MCP Server Security: The Hidden AI Attack Surface
Praetorian researchers demonstrate how malicious MCP servers exploit authorized connections users have already established, executing arbitrary code, intercepting queries to exfiltrate sensitive data, and injecting social engineering payloads into AI responses while appearing completely legitimate. The research covers server chaining attacks where malicious local servers sit between users and trusted integrations like Slack or Google Drive, capturing data flows without touching the legitimate services. The post also explores supply chain risks, where attackers slip malicious tools into internal MCP development through compromised package managers and CI/CD pipelines.

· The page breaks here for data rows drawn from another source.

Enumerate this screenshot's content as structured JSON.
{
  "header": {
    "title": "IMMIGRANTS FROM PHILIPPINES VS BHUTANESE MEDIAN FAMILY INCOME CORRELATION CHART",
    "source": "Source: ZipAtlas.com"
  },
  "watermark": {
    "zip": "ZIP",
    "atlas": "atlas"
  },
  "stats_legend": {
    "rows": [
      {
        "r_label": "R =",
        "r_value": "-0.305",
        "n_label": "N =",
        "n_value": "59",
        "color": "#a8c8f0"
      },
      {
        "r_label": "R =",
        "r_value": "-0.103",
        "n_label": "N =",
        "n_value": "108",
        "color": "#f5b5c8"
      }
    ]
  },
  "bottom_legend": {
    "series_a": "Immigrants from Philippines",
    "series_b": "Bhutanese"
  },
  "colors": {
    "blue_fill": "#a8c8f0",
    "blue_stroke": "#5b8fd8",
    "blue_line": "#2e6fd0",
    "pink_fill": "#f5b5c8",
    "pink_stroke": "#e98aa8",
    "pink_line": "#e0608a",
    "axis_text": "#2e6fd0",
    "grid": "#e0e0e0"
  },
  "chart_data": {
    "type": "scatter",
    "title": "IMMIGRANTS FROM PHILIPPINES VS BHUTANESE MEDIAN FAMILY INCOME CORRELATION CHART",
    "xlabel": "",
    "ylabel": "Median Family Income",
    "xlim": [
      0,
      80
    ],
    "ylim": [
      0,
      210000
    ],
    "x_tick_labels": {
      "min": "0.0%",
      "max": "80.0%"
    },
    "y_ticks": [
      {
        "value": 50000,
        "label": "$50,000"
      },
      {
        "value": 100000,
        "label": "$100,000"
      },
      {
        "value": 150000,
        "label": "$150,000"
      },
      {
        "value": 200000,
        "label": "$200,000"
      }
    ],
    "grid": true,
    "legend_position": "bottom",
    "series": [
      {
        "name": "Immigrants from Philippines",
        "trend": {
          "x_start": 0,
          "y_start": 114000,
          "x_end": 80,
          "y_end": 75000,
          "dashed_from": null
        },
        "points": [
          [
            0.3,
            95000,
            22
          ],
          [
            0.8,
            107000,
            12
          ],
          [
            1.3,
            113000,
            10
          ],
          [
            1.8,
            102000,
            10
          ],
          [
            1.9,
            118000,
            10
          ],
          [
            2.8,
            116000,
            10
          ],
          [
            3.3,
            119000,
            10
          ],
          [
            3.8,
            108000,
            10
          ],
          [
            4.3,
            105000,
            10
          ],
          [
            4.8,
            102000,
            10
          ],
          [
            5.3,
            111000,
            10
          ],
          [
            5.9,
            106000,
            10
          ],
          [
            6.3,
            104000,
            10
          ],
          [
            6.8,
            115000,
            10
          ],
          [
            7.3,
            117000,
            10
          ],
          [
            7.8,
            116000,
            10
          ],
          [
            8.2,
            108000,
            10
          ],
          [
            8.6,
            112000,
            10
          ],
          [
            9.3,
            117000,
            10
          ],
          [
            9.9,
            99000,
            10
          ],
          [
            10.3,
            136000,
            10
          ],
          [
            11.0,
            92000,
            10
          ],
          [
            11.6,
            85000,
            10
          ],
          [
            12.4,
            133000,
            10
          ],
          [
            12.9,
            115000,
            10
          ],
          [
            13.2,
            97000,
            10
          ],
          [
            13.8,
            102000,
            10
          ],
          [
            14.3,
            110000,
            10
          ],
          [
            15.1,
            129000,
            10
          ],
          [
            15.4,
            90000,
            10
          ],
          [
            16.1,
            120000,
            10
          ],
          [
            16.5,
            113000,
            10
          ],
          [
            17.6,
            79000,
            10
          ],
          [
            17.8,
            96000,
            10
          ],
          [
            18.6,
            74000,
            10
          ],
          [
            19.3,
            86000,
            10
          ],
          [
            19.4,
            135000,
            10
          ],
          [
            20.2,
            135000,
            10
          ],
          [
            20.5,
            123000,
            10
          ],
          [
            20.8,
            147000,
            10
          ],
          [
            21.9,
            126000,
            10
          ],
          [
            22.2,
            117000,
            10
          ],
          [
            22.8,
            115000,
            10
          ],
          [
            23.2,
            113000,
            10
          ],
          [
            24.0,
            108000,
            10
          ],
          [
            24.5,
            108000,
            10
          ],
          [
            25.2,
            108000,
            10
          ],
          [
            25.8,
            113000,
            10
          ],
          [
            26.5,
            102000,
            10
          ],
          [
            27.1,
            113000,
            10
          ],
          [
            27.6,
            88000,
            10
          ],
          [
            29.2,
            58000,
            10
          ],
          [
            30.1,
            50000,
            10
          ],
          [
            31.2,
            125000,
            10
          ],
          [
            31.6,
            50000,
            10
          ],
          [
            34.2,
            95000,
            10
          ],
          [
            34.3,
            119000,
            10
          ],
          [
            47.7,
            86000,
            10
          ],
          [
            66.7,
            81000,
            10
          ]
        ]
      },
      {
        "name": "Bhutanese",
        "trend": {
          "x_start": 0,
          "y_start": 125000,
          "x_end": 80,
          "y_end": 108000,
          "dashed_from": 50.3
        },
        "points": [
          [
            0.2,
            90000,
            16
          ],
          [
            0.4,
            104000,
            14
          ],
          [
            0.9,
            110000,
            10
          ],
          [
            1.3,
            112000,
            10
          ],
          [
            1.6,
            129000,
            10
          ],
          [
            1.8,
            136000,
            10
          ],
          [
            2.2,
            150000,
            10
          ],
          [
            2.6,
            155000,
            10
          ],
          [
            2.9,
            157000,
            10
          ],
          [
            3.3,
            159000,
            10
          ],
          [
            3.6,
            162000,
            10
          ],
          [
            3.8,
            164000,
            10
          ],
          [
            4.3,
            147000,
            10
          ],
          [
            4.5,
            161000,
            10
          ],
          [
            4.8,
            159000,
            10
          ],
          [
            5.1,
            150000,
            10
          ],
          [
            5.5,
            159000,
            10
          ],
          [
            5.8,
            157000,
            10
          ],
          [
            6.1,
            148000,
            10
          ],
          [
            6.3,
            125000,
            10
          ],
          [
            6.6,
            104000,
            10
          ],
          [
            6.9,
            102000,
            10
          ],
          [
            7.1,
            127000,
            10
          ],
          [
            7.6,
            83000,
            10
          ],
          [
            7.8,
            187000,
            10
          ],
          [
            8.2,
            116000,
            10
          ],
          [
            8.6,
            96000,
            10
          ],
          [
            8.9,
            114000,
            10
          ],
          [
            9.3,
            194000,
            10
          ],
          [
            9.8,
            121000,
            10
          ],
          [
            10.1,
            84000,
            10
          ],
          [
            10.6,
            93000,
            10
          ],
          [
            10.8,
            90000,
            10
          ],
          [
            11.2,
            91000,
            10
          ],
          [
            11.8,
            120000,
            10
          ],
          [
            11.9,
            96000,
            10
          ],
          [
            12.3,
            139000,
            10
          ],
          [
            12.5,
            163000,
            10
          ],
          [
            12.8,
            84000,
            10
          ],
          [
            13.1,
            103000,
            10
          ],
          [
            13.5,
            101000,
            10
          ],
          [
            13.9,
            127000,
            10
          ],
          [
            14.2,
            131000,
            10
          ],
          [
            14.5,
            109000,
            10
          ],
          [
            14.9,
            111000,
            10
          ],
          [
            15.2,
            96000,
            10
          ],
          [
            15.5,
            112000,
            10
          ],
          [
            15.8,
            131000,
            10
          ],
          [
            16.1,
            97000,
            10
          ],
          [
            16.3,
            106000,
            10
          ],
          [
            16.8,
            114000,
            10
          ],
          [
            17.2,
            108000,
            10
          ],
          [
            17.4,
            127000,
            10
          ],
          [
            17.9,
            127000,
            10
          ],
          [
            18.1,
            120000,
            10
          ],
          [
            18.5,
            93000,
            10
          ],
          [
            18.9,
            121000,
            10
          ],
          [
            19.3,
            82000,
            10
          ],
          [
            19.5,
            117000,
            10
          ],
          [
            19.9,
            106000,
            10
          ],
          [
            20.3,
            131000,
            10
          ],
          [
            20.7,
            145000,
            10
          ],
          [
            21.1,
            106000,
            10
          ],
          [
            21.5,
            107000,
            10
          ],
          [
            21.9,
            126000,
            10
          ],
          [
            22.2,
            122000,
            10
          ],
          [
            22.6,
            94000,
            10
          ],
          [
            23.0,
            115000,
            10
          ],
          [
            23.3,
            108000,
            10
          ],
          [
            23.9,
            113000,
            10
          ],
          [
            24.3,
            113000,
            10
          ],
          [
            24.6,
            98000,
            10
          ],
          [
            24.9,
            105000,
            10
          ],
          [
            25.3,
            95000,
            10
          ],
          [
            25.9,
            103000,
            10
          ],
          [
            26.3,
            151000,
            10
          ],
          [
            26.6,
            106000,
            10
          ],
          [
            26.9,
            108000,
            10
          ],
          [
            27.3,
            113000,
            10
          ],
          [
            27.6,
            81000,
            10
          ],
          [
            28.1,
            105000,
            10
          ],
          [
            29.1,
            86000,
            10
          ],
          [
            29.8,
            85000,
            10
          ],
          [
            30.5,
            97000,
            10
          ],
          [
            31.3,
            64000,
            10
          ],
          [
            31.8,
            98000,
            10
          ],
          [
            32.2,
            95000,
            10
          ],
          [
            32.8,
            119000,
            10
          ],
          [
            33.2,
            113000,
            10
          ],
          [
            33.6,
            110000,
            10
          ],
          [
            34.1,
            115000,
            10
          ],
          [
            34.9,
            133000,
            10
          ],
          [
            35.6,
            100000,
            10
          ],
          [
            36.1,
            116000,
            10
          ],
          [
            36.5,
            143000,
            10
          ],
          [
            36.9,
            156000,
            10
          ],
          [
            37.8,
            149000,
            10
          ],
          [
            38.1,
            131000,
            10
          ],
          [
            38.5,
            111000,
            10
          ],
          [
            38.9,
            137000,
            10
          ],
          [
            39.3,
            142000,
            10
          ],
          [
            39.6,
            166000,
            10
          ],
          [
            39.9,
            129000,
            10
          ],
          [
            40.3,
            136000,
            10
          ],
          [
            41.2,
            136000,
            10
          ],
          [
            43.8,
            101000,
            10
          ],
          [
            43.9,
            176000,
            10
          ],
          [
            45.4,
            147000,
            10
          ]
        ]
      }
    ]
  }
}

Shaking the MCP Tree: A Security Deep Dive
Voorivex's Amirmohammad Safari demonstrates how attackers can identify and exploit open Dynamic Client Registration endpoints in MCP servers. Path normalization tricks can bypass URL validation, while DCR's flexible redirect URI registration creates open redirects that enable SSRF attacks. Either way, attackers end up with direct access to MCP server tools and internal services intended only for AI assistants, skipping past authorization safeguards and consent mechanisms entirely.
Supply Chain
Silent Codebase Exfiltration via Skills
Mitiga Labs created a malicious AI agent skill disguised as a test generator that silently exfiltrated an entire codebase to an attacker's GitHub repository in just four user interactions, leaving no audit trail. When the initial instructions weren't stealthy enough, Cursor actually helped rewrite the skill to be quieter. In practice, an attacker could publish something like this to a public catalog like skills.sh with bot inflated ratings and reach thousands of developers who install skills without a second look.
AikidoSec/safe-chain
Aikido Security's Safe Chain is a free malware protection tool that intercepts package installations across npm, yarn, pnpm, bun, pip, and other major package managers through a local proxy. It verifies downloads against Aikido's threat intelligence feed in real time and blocks newly published npm packages under 24 hours old by default. Supports both local development and CI/CD pipelines without requiring tokens.
alice-dot-io/caterpillar
Iftach Orr released Caterpillar, a security scanning library that analyzes AI agent skill files for malicious behavior before installation. The scanner detects threats like credential theft, data exfiltration, persistence mechanisms, crypto wallet theft, and supply chain attacks across three modes: an Alice API for comprehensive remote analysis, OpenAI integration using user credentials, and offline pattern matching.